Sienna Taus | Student Life Editor
May 1st, 2024
Since April 1, 2024, all fast food restaurants in California were forced to raise their minimum wage to $20 per hour compared to the state minimum wage of $16. What this means for consumers is that prices are going to increase in most fast-food restaurants to ensure they do not lose a profit on their revenue.
The price of living in California is significantly higher than in other states so it is understandable that employees would need higher wages to afford the high expenses of this state.
Fast food restaurants used to be made for people who come from low-income areas and support those who do not make a lot of money. As inflation increases, the price level of everything will end up increasing. This means that even places, like fast food restaurants, will have to raise prices. More and more people will not be able to afford to get take-out food from restaurants that are known for their cheap prices. For instance Wendy’s, Chipotle, Starbucks, and other well-known places are hiking up their prices by 7 to 8%. This almost defeats the purpose of these restaurants when the total becomes similar to that of most sit-down restaurants.

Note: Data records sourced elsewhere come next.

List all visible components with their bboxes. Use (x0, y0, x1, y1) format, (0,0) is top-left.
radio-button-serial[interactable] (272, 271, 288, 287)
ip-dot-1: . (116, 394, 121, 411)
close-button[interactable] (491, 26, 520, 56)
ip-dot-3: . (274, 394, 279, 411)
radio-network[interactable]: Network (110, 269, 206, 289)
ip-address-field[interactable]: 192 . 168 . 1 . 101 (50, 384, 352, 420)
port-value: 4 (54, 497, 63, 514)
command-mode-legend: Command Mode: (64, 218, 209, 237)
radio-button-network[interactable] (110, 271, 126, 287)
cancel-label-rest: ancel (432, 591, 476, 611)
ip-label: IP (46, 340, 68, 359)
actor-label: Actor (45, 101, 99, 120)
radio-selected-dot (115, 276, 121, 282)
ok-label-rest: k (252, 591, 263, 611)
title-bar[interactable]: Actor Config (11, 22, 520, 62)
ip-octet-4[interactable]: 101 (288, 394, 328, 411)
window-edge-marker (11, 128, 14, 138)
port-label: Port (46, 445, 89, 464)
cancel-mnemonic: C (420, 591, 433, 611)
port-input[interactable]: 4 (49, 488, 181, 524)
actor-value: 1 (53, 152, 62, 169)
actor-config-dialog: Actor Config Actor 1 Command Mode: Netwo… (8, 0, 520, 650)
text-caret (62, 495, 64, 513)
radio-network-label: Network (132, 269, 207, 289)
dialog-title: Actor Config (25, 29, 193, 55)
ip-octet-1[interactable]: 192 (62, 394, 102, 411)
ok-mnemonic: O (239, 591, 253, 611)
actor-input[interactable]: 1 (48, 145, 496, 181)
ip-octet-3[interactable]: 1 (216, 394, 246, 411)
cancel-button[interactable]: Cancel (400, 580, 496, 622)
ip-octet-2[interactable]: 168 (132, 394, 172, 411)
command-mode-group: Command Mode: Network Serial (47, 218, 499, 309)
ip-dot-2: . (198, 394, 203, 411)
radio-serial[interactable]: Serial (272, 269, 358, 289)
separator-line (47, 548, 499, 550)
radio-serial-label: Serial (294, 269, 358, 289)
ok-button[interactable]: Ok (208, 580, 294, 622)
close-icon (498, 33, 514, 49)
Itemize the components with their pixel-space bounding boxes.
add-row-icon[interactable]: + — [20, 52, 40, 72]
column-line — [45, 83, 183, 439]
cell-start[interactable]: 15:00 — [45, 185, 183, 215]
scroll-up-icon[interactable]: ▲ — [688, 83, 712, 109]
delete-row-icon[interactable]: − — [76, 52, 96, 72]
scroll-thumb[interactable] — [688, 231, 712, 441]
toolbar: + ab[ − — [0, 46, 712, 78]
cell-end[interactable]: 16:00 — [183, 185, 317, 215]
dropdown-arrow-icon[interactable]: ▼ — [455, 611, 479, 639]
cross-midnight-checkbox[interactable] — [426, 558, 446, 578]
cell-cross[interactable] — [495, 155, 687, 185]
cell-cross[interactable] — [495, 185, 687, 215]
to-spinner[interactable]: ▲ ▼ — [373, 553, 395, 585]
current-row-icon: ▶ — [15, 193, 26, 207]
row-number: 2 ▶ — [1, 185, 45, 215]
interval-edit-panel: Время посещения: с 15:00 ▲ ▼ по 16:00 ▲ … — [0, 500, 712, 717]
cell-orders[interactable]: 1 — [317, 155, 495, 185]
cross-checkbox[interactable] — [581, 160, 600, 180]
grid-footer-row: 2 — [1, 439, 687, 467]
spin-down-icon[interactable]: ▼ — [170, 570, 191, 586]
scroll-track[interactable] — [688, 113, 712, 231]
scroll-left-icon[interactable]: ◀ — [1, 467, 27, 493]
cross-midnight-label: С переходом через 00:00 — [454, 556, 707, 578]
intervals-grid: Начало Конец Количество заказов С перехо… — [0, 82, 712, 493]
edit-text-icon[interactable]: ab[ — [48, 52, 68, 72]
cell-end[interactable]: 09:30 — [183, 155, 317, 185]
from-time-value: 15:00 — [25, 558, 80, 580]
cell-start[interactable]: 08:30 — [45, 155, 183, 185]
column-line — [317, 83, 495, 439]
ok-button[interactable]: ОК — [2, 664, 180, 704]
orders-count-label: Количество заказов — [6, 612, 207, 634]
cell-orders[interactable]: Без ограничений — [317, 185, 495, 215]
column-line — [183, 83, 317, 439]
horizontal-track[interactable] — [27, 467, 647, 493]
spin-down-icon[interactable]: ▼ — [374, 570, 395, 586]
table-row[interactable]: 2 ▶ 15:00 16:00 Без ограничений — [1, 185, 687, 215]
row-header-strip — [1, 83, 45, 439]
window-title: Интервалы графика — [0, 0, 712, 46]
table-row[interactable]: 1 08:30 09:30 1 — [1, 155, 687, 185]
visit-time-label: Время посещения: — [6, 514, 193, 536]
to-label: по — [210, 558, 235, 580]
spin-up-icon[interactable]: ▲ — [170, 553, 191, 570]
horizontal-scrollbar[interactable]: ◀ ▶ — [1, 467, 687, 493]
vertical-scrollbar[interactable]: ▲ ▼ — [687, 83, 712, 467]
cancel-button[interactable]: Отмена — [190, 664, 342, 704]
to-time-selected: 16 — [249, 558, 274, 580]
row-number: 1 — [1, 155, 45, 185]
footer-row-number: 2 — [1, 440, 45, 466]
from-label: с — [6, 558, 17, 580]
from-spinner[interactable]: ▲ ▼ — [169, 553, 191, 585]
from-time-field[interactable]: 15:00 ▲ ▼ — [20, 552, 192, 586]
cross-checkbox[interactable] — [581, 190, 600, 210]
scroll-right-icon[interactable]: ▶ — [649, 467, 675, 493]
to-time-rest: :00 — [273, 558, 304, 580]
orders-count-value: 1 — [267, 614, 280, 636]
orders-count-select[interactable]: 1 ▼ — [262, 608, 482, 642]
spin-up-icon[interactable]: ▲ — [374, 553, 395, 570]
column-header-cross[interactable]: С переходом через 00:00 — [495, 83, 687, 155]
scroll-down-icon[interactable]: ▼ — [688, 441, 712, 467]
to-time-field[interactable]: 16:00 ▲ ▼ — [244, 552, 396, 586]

People start to question the need for these places as it seems they are failing to provide a service for a decent price. But it is also justifiable to want to pay employees higher rates. This just goes to show the frustration from the consumers about the high pricing, and the reality of the higher cost of production with the increase in wages.
Senior Mika Kunhe claims, “It’s not going to stop me from getting my Starbucks every now and again, but it is annoying that the prices were even raised in the first place. They are already pretty high as it is.”